You do find things to do, even without any electronic distractions or other people to talk to. We spent the afternoon snorkeling, reading and playing dominoes. We watched the sunset from the roof deck with gin and tonics in hand (we had brought drink fixings over with us). After the sun went down, the boat brought our local seafood feast, which tasted pretty amazing. I can’t vouch for how it looked since our little lanterns didn’t give off much light. The staff performed minor maintenance and housekeeping while we ate, waiting to take our dishes and leftovers back to the beach by boat.

After another brief stint on the rooftop deck to look at the nighttime sky, we couldn’t wait to settle into our underwater room – in no small part because it actually had a small air conditioning unit.
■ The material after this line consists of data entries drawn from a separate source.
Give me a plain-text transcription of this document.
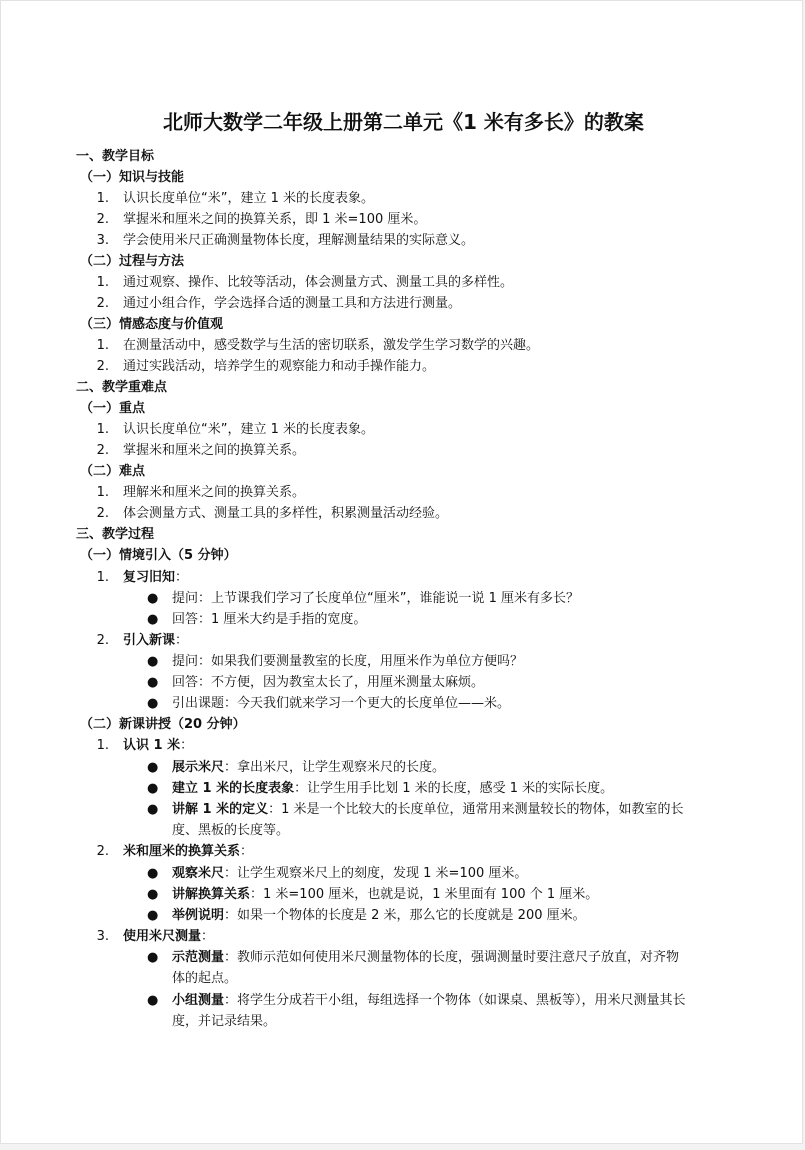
北师大数学二年级上册第二单元《1 米有多长》的教案
一、教学目标
（一）知识与技能
1. 认识长度单位“米”，建立 1 米的长度表象。
2. 掌握米和厘米之间的换算关系，即 1 米=100 厘米。
3. 学会使用米尺正确测量物体长度，理解测量结果的实际意义。
（二）过程与方法
1. 通过观察、操作、比较等活动，体会测量方式、测量工具的多样性。
2. 通过小组合作，学会选择合适的测量工具和方法进行测量。
（三）情感态度与价值观
1. 在测量活动中，感受数学与生活的密切联系，激发学生学习数学的兴趣。
2. 通过实践活动，培养学生的观察能力和动手操作能力。
二、教学重难点
（一）重点
1. 认识长度单位“米”，建立 1 米的长度表象。
2. 掌握米和厘米之间的换算关系。
（二）难点
1. 理解米和厘米之间的换算关系。
2. 体会测量方式、测量工具的多样性，积累测量活动经验。
三、教学过程
（一）情境引入（5 分钟）
1. 复习旧知：
● 提问：上节课我们学习了长度单位“厘米”，谁能说一说 1 厘米有多长？
● 回答：1 厘米大约是手指的宽度。
2. 引入新课：
● 提问：如果我们要测量教室的长度，用厘米作为单位方便吗？
● 回答：不方便，因为教室太长了，用厘米测量太麻烦。
● 引出课题：今天我们就来学习一个更大的长度单位——米。
（二）新课讲授（20 分钟）
1. 认识 1 米：
● 展示米尺：拿出米尺，让学生观察米尺的长度。
● 建立 1 米的长度表象：让学生用手比划 1 米的长度，感受 1 米的实际长度。
● 讲解 1 米的定义：1 米是一个比较大的长度单位，通常用来测量较长的物体，如教室的长
度、黑板的长度等。
2. 米和厘米的换算关系：
● 观察米尺：让学生观察米尺上的刻度，发现 1 米=100 厘米。
● 讲解换算关系：1 米=100 厘米，也就是说，1 米里面有 100 个 1 厘米。
● 举例说明：如果一个物体的长度是 2 米，那么它的长度就是 200 厘米。
3. 使用米尺测量：
● 示范测量：教师示范如何使用米尺测量物体的长度，强调测量时要注意尺子放直，对齐物
体的起点。
● 小组测量：将学生分成若干小组，每组选择一个物体（如课桌、黑板等），用米尺测量其长
度，并记录结果。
We each made our way down this teeny-tiny little ladder shaft and into the literal underwater room.

Underwater lights outside the room illuminate the entire room a spooky yet tranquil blue while nosy fish peaked in or kissed the window glass. Even if you turn the lights off with the small remote provided in the room, you can see fish swimming past all night long, Silvery schools of hundreds of small darting ones kept streaking past like ghosts, leaving all kinds of organic matter (aka, marine snow) floating and glowing all around them.

Neither one of us slept much in the underwater room, a pretty common occurrence from what I gather. We kept nudging each other and saying, “Hey. Are you awake? Did you see that? What about that? Those fish over there? What kind are those? Man, this is so wild.” It was like being on safari again, except this time, in the ocean.

 

After breakfast, we did a bit more snorkeling. The water definitely was choppy out there, which made snorkeling a bit difficult. I could see how people get sea sick.

Eventually, our time in the underwater room came to an end and the boat came to pick us up. I wasn’t totally reluctant to leave – I was looking forward to a warm shower with toilettries – but I was sad to leave behind all my new little fish friends. You know, because “baby, it’s better, down where it’s wetter, take it from me.”